From here, the view back to the house is through yet more perennials and grasses. Some are repeated: Digitalis ferruginea, Lobelia x speciosa ‘Vedrariensis’ and Sporobolus heterolepis; some are new: Iris chrysographes, Linaria ‘Peachy’ and Dierama pulcherrimum ‘Blackbird’ on the other side of the mounded border. Towards the shadier beds under the existing magnolias and the new zelkova and also along the back wall below a Cercidiphyllum japonicum, a palette of shade-loving plants is revealed, including Disporum viridescens, Persicaria filiformis ‘Lance Corporal’, Uvularia grandiflora var. pallida and Maianthemum stellatum, many of them rare botanical species.

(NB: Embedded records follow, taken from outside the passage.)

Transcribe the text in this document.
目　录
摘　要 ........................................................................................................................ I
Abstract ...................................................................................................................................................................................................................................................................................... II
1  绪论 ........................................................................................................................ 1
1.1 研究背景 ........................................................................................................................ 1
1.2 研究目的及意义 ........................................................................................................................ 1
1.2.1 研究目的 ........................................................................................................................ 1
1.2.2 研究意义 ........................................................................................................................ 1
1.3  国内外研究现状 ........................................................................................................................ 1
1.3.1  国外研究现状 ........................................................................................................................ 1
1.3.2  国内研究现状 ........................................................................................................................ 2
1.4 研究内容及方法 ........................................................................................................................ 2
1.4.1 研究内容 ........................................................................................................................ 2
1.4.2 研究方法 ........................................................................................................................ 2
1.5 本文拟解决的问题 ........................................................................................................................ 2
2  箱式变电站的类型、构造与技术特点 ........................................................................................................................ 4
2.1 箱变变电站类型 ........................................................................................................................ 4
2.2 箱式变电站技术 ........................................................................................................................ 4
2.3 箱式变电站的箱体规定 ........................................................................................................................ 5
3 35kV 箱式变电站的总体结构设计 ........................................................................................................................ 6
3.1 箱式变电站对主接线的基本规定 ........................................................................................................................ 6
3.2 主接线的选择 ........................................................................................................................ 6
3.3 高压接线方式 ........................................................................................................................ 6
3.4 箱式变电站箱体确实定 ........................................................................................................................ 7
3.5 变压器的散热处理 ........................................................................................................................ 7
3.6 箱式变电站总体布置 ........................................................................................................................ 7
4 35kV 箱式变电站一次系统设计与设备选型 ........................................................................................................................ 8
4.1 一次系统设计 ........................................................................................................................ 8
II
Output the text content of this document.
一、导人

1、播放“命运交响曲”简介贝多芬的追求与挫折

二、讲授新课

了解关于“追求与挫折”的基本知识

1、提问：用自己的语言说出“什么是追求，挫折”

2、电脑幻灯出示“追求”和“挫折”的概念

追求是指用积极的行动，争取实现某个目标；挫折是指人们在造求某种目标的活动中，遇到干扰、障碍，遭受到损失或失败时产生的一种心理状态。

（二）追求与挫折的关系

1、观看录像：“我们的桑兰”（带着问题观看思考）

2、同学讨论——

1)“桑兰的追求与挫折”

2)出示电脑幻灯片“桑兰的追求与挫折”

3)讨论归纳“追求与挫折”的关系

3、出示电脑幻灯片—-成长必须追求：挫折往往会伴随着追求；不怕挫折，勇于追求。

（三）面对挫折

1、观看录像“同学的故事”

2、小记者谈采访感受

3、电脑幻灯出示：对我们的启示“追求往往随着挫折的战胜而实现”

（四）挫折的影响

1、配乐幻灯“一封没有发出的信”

With over 200 varieties of perennials, climbers and annuals, 4,000 in total, and 5,000 bulbs of 60 varieties making up the plant list of this garden, its biodiversity is ensured. Adam explains that birds particularly benefit from the shrub and small tree layer, where they can roost and nest in safety and, in the case of the amelanchiers, feast on the June berries. Seed eaters appreciate the wintertime standing stems in the borders, which are not cut down until February as new growth emerges. Pollinating insects such as bees have a succession of blooms to feed on, from early bulbs like snowdrops, crocus, Iris reticulata and cyclamen, to late-autumn dahlias and asters.
Given the profusion of the borders, it is remarkable to think that the planting of this garden was only completed in 2021. The particularly hot and dry summer of 2022 meant that temporary irrigation had to be installed. But thanks to twice-yearly mulching of the borders and, since 2023, applications of worm compost (available from Soil Nurture), which infuses the soil with nutrients and beneficial microbes, spot watering is now restricted once more to any new plantings, which is the designers’ preferred, sustainable practice.